Wie viel Sozialhilfe-Geld wird ins Ausland geschickt?

Doch woher kommt das Geld für diese Sendungen? Rund 81 Prozent der somalischen Flüchtlinge in der Schweiz bezogen 2015 Sozialhilfe, bei den eritreischen Flüchtlingen waren es 84 Prozent. «Es ist nicht auszuschliessen, dass sich Flüchtlinge zusammentun, beim Essen sparen und so ein paar Franken übrig haben, die sie in die Heimat schicken können», sagt Stefan Frey von der Schweizerischen Flüchtlingshilfe.

Lega-Nationalrat Lorenzo Quadri und CVP-Ständerat Pirmin Bischof wollten es genauer wissen und haben beim Bundesrat nachgefragt, wie viele der sogenannten Remissen aus der Sozialhilfe stammen. «Wenn so viel Geld in die Heimat fliesst, ist anzunehmen, dass erhebliche Beträge davon aus der Schweizer Sozialhilfe stammen», sagt Bischof. Werde dies bestätigt, so müsse man reagieren und statt Geld direkt Lebensmittel oder Essensgutscheine abgeben. Quadri geht in seinem Postulat noch weiter und fordert «Korrekturmassnahmen in Form von Kürzungen der Sozialleistungen».
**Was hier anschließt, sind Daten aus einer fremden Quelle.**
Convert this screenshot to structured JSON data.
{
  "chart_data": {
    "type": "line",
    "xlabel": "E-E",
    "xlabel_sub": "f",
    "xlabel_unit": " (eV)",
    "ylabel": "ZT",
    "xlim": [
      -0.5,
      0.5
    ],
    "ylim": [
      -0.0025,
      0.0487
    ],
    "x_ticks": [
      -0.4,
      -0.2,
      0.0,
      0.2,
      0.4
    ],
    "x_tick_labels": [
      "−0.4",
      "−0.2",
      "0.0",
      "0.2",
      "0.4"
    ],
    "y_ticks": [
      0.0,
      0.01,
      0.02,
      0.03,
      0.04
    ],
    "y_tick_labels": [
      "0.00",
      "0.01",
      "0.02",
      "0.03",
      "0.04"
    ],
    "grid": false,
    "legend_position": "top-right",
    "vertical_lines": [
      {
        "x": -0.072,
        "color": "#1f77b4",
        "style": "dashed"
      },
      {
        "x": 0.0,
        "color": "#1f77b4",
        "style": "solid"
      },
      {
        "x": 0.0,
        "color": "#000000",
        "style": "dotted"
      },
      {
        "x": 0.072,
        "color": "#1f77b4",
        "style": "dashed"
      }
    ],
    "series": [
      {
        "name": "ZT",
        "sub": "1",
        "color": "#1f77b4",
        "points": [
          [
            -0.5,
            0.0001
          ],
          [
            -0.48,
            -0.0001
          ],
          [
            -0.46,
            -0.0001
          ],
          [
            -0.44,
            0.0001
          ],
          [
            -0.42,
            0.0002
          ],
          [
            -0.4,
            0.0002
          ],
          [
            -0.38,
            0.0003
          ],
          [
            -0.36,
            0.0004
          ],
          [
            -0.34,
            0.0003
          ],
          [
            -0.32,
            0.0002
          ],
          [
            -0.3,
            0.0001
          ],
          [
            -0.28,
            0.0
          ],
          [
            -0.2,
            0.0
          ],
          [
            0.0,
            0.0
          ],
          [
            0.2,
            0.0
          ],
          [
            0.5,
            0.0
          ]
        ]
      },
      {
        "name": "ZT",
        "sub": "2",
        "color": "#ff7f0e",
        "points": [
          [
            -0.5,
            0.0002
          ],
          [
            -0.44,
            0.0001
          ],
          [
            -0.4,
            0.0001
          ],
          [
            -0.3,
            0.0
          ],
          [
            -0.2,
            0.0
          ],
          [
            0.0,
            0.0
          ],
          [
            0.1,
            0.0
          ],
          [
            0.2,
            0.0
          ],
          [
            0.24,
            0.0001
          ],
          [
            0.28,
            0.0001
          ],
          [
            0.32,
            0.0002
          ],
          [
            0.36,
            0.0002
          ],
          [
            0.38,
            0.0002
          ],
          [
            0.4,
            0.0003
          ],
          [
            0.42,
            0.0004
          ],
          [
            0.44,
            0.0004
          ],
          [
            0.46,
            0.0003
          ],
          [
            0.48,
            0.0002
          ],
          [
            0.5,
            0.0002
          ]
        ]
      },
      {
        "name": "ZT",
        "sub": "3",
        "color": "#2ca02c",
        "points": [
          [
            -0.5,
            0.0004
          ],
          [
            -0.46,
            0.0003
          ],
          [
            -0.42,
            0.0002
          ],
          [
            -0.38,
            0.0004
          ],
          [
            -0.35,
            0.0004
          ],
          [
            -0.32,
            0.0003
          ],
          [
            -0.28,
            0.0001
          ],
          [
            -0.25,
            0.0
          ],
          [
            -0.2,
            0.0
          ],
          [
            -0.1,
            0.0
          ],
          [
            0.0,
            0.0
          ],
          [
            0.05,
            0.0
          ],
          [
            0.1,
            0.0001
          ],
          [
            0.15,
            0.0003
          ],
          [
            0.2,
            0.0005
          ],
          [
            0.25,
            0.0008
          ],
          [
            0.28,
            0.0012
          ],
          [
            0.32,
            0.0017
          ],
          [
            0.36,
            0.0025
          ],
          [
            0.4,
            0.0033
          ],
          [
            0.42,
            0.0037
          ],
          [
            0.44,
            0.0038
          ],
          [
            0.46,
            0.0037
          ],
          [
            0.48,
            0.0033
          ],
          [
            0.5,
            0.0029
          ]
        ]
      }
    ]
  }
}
«Hier trampelt man auf den Ärmsten der Armen herum»

Für Bischof sind die Zahlungen in die Heimat auch deshalb problematisch, weil damit Schlepper bezahlt würden, welche die Migration noch fördern würden. «Mit Schweizer Sozialhilfe wird so ein kriminelles Schleppersystem aufrechterhalten.» Auch Quadri glaubt, dass mit der Sozialhilfe Schlepper unterstützt würden.

Wenig Verständnis für diese Vorstösse hat Stefan Frey von der Flüchtlingshilfe. «Das ist reiner Populismus. Wie die Sozialhilfe verwendet wird, ist Sache des Empfängers.» Es sei das gute Recht eines jeden Flüchtlings, sparsam zu leben und dafür ein paar Franken nach Hause zu schicken.
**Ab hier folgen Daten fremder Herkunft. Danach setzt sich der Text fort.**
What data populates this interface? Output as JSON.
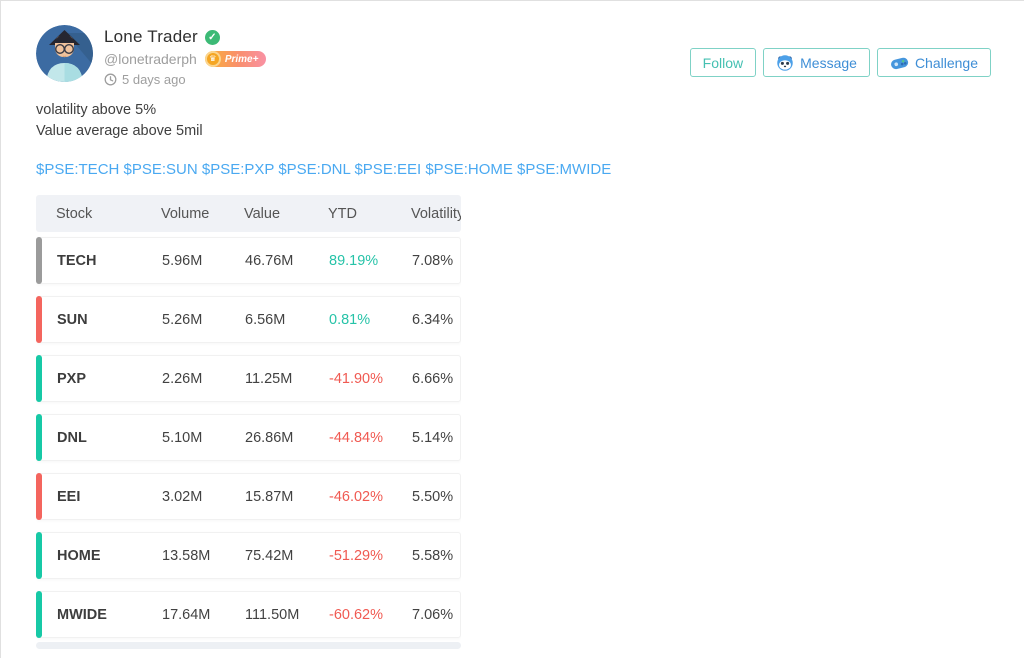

Die Behauptung, dass das Geld vor allem Schleppern zufliesse, sei fern jeder Realität. «Ich habe bei meiner Arbeit in Madagaskar selbst gesehen, wie sehr die Leute in den Herkunftsländern auf das Geld der Familienmitglieder in Europa zählen.» Ohne die Remissen müssten sie Hunger leiden und würden womöglich gar nicht überleben. Dass man dies offenbar in Kauf nehmen würde, sei äusserst zynisch. «Hier trampelt man auf den Ärmsten der Armen herum.»

Der Aufwand für eine Überprüfung wäre «unverhältnismässig»

Wie viele Remissen tatsächlich aus der Sozialhilfe stammen, bleibt jedoch unklar. Der Bundesrat schreibt in seiner Antwort auf die Vorstösse, die Überprüfung setze eine Erfassungspflicht für alle Zahlungsinstitute und vermehrte Zollkontrollen voraus. «Der Bundesrat erachtet einen derartigen Eingriff in den internationalen Zahlungs- und Reiseverkehr und den damit verbundenen administrativen Aufwand als unverhältnismässig.» Es sei zentral, dass die Kantone sicherstellen würden, dass die Höhe der entrichteten Sozialhilfe einzig nach dem Lebensbedarf im Inland bemessen werde.

Die Schweizerische Konferenz für Sozialhilfe (SKOS) erlässt für die Kantone Richtlinien, wie viel Sozialhilfe auszurichten sei. Als Gundlage dafür dient das Konsumverhalten der ärmsten zehn Prozent der Bevölkerung. «Sozialhilfeleistungen sind bescheiden, viel Geld um Angehörige zu unterstützen, bleibt auch bei bescheidenem Lebenswandel nicht», sagt SKOS-Sprecherin Ingrid Hess. Wie die Beiträge konkret verwendet würden, dürfen die Betroffenen selbst entscheiden. «Grundsätzlich können die Empfänger auch Alkohol und Zigaretten davon kaufen, wenn sie dafür auf anderes verzichten.»